- Interactive map of Zelenyi Hai
- Zelenyi Hai Zelenyi Hai
- Coordinates: 46°22′31″N 34°53′21″E﻿ / ﻿46.3753°N 34.8892°E
- Country: Ukraine
- Oblast: Kherson Oblast
- Raion: Henichesk Raion

= Zelenyi Hai, Henichesk Raion, Kherson Oblast =

Village in Henichesk Raion, Kherson Oblast, Ukraine

Zelenyi Hai (Зелений Гай) is a village in Henichesk Raion, Kherson Oblast, southern Ukraine. It belongs to Henichesk urban hromada, one of the hromadas of Ukraine. It is situated east of village Novyi Myr. However, the village is essentially abandoned, as there is no registered permanent residents living in the village, at least since the 2001 Ukrainian census as this was the last census update on population.

== History ==
The village was formally called Cherha-Pesha (Черга-Пеша), at least during Soviet times in 1941 when it was recorded as part of the General Staff of the Workers' and Peasants' Red Army (RKKA) topographic military maps (specifically the L-36 series) that were produced for reconnaissance during the Great Patriotic War. It was administratively subordinated to the Novohryhorivka village council during Soviet times. From 17 September 1941 to 29 October 1943 during the Great Patriotic War the village was occupied by German troops, before the village was regained by the Soviets.

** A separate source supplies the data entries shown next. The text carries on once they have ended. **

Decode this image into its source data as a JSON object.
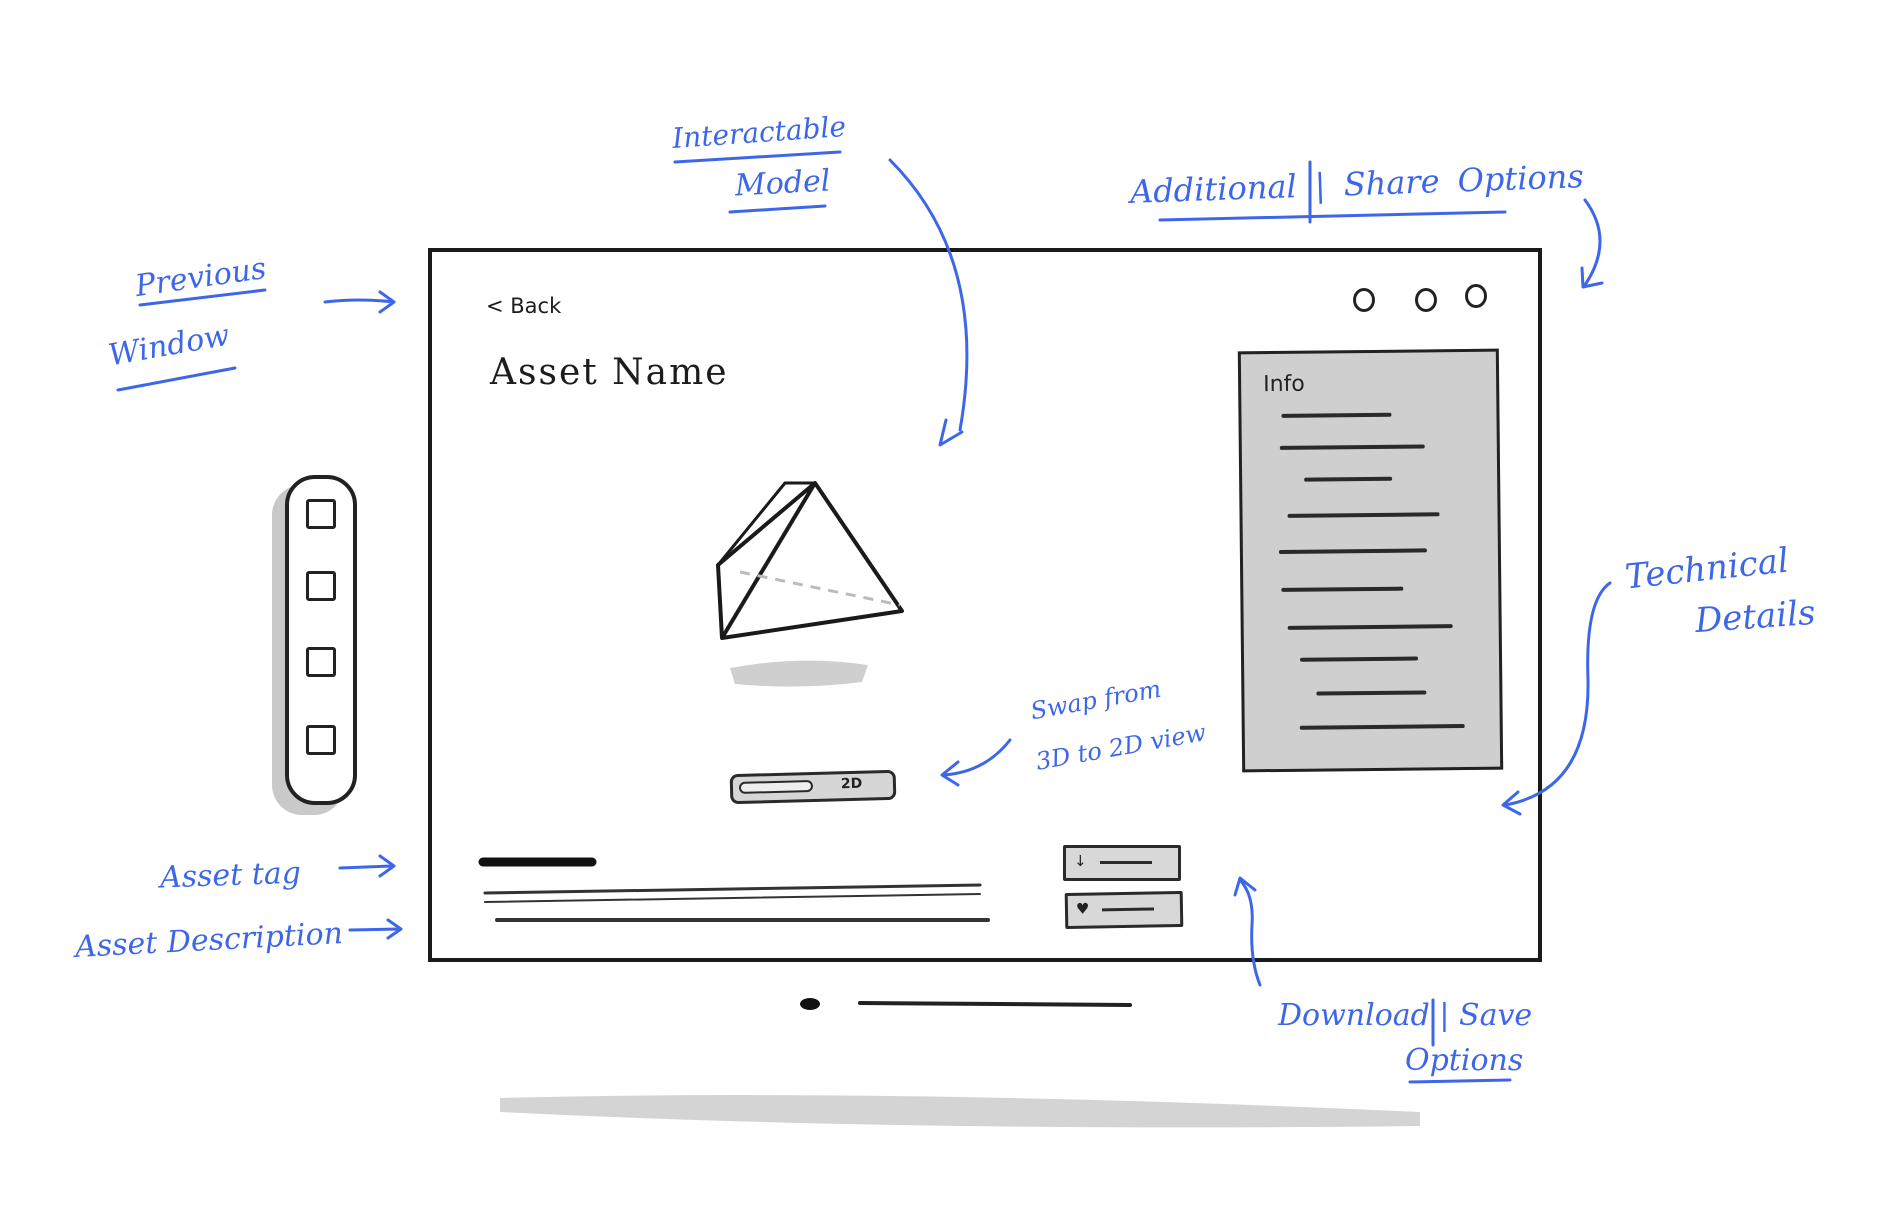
{
  "callouts": {
    "previous_window": [
      "Previous",
      "Window"
    ],
    "interactable_model": [
      "Interactable",
      "Model"
    ],
    "share_options": "Additional | Share Options",
    "technical_details": [
      "Technical",
      "Details"
    ],
    "swap_view": [
      "Swap from",
      "3D to 2D view"
    ],
    "asset_tag": "Asset tag",
    "asset_description": "Asset Description",
    "download_save": [
      "Download | Save",
      "Options"
    ]
  },
  "screen": {
    "back_label": "< Back",
    "asset_name": "Asset Name",
    "info_title": "Info",
    "toggle_label": "2D",
    "download_icon": "↓",
    "save_icon": "♥"
  },
  "colors": {
    "annotation": "#3d67e8",
    "ink": "#1c1c1c",
    "panel": "#cfcfcf"
  },
  "icons": [
    "menu-dot-icon",
    "download-icon",
    "heart-icon",
    "pyramid-model",
    "rail-square-icon"
  ]
}
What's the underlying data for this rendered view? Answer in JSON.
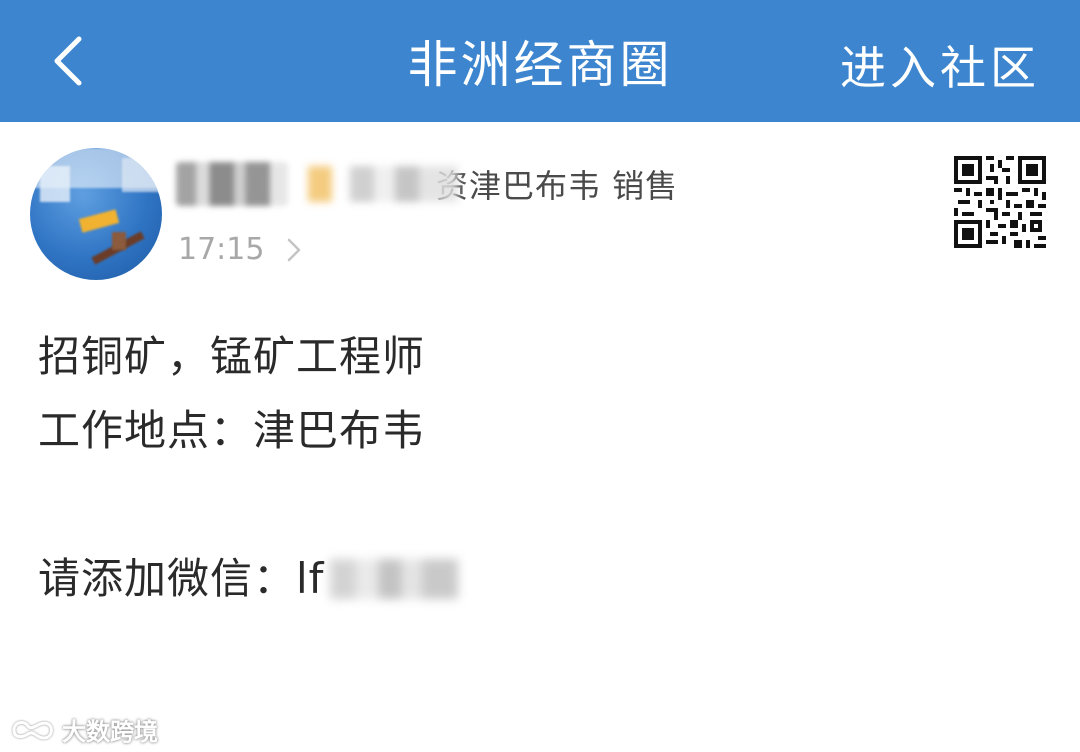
{
  "header": {
    "title": "非洲经商圈",
    "action_label": "进入社区",
    "back_icon": "chevron-left-icon",
    "background_color": "#3d86cf"
  },
  "post": {
    "author_tag_visible": "资津巴布韦 销售",
    "time": "17:15",
    "qr_icon": "qr-code-icon",
    "lines": [
      "招铜矿，锰矿工程师",
      "工作地点：津巴布韦"
    ],
    "wechat_label": "请添加微信：",
    "wechat_visible": "lf"
  },
  "watermark": {
    "text": "大数跨境"
  }
}
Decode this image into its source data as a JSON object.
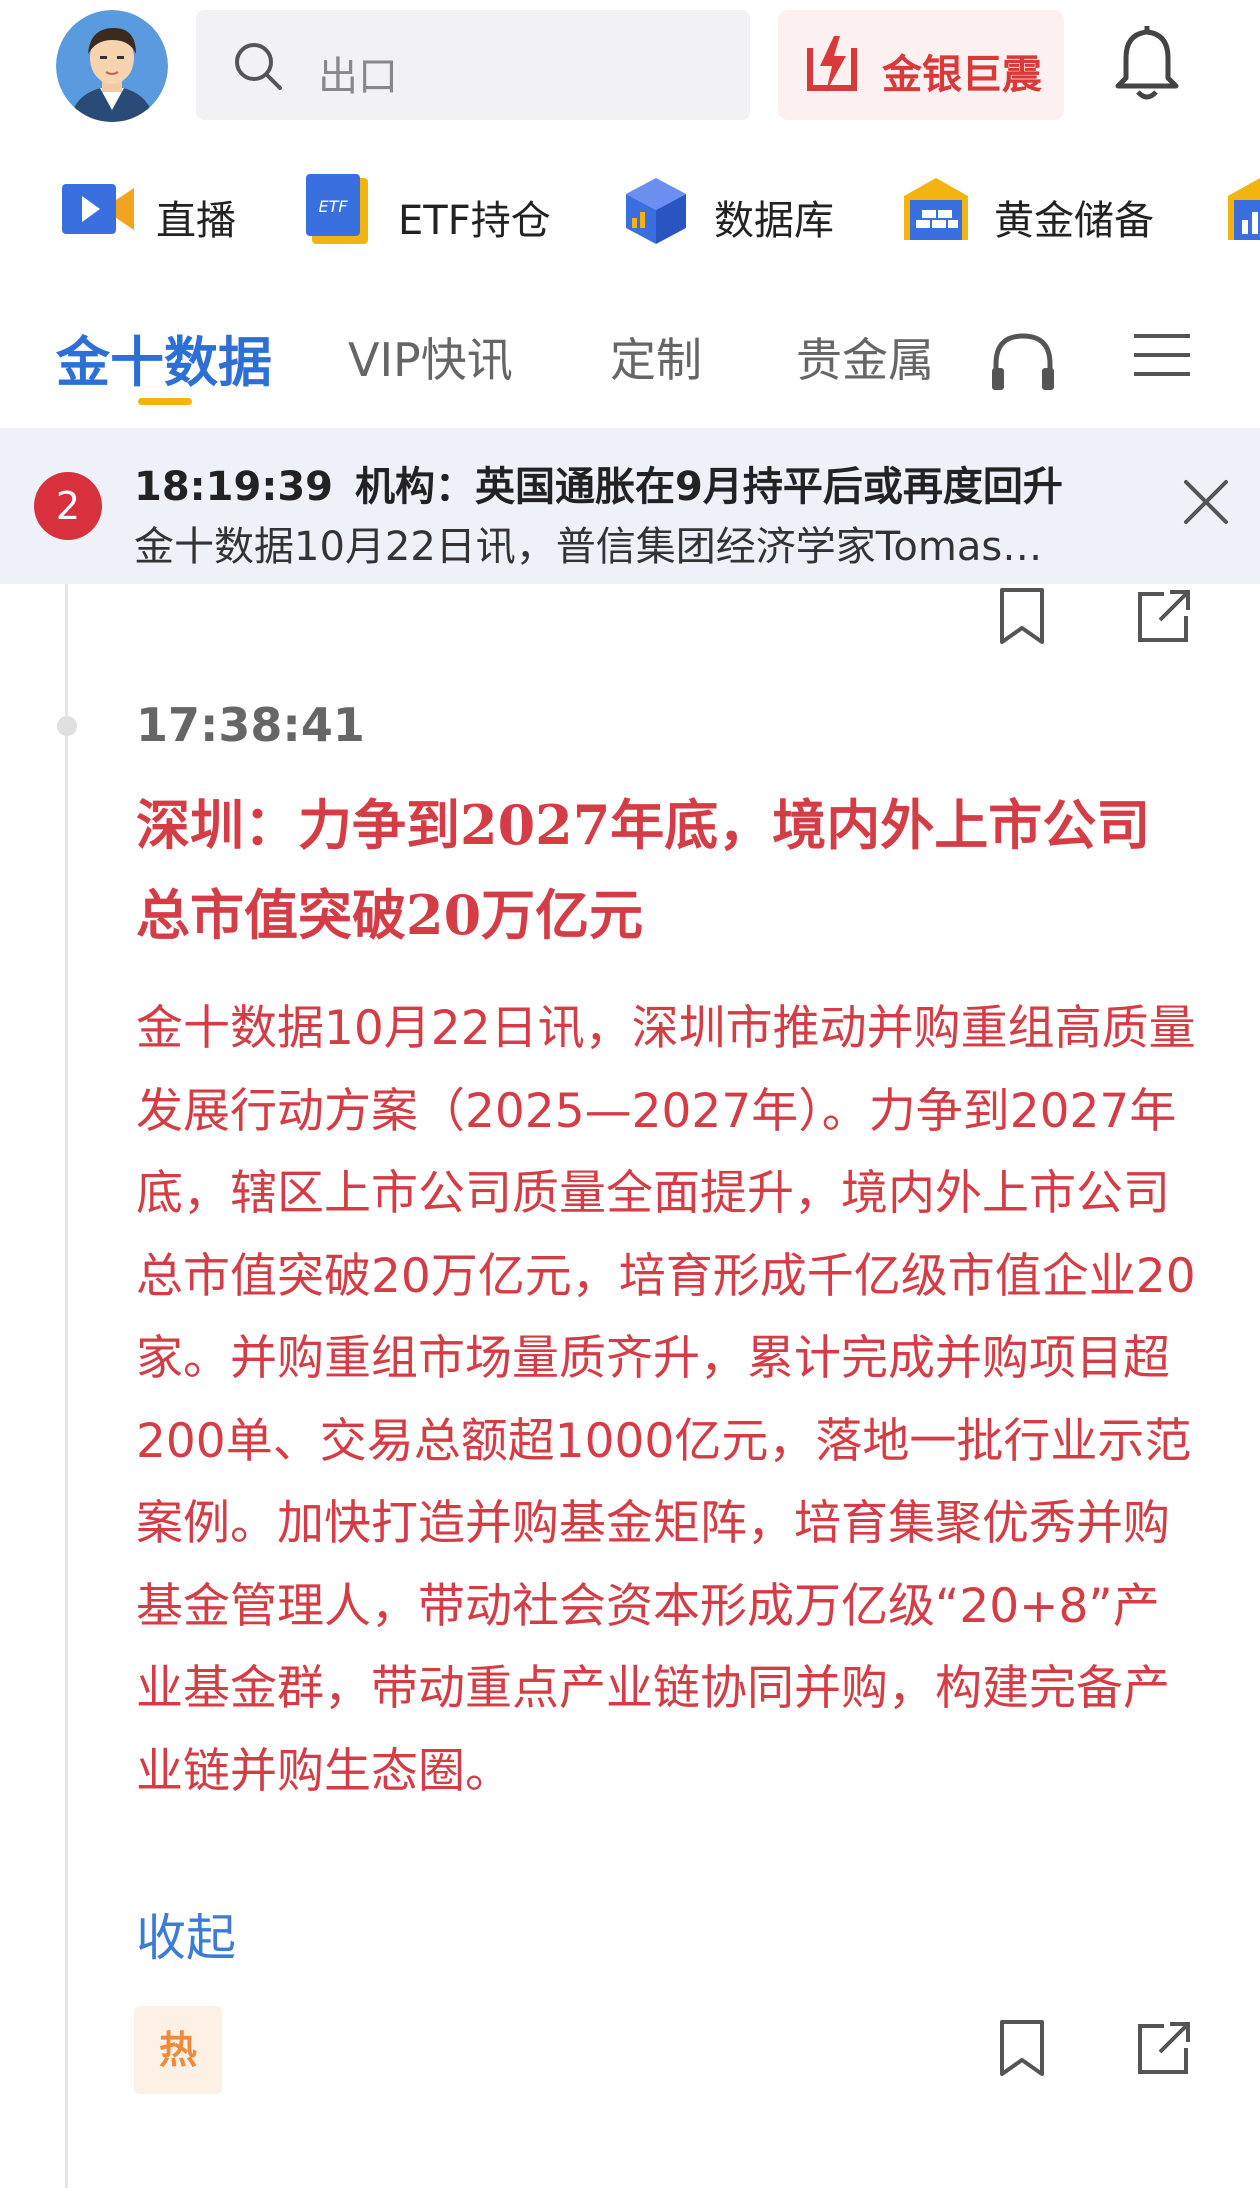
{
  "search": {
    "placeholder": "出口"
  },
  "promo": {
    "label": "金银巨震"
  },
  "shortcuts": [
    {
      "label": "直播",
      "icon": "live-video-icon"
    },
    {
      "label": "ETF持仓",
      "icon": "etf-icon"
    },
    {
      "label": "数据库",
      "icon": "database-icon"
    },
    {
      "label": "黄金储备",
      "icon": "gold-reserve-icon"
    }
  ],
  "tabs": [
    {
      "label": "金十数据",
      "active": true
    },
    {
      "label": "VIP快讯",
      "active": false
    },
    {
      "label": "定制",
      "active": false
    },
    {
      "label": "贵金属",
      "active": false
    }
  ],
  "notice": {
    "count": "2",
    "time": "18:19:39",
    "headline": "机构：英国通胀在9月持平后或再度回升",
    "preview": "金十数据10月22日讯，普信集团经济学家Tomas…"
  },
  "news": {
    "time": "17:38:41",
    "title": "深圳：力争到2027年底，境内外上市公司总市值突破20万亿元",
    "body": "金十数据10月22日讯，深圳市推动并购重组高质量发展行动方案（2025—2027年）。力争到2027年底，辖区上市公司质量全面提升，境内外上市公司总市值突破20万亿元，培育形成千亿级市值企业20家。并购重组市场量质齐升，累计完成并购项目超200单、交易总额超1000亿元，落地一批行业示范案例。加快打造并购基金矩阵，培育集聚优秀并购基金管理人，带动社会资本形成万亿级“20+8”产业基金群，带动重点产业链协同并购，构建完备产业链并购生态圈。",
    "collapse_label": "收起",
    "hot_label": "热"
  },
  "colors": {
    "accent": "#2e6fd6",
    "headline_red": "#d43d46",
    "tab_underline": "#f2b410",
    "badge_red": "#d8303c",
    "notice_bg": "#eef1f8"
  }
}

On 17 July 2020 as a result of administrative territorial reform and liquidation of the former Henichesk hromada, it became part of the newly formed Henichesk hromada. The 2022 Russian invasion of Ukraine that resulted from the escalating Russo-Ukrainian War led to Zelenyi Hai being occupied by Russian forces during the opening days of the invasion.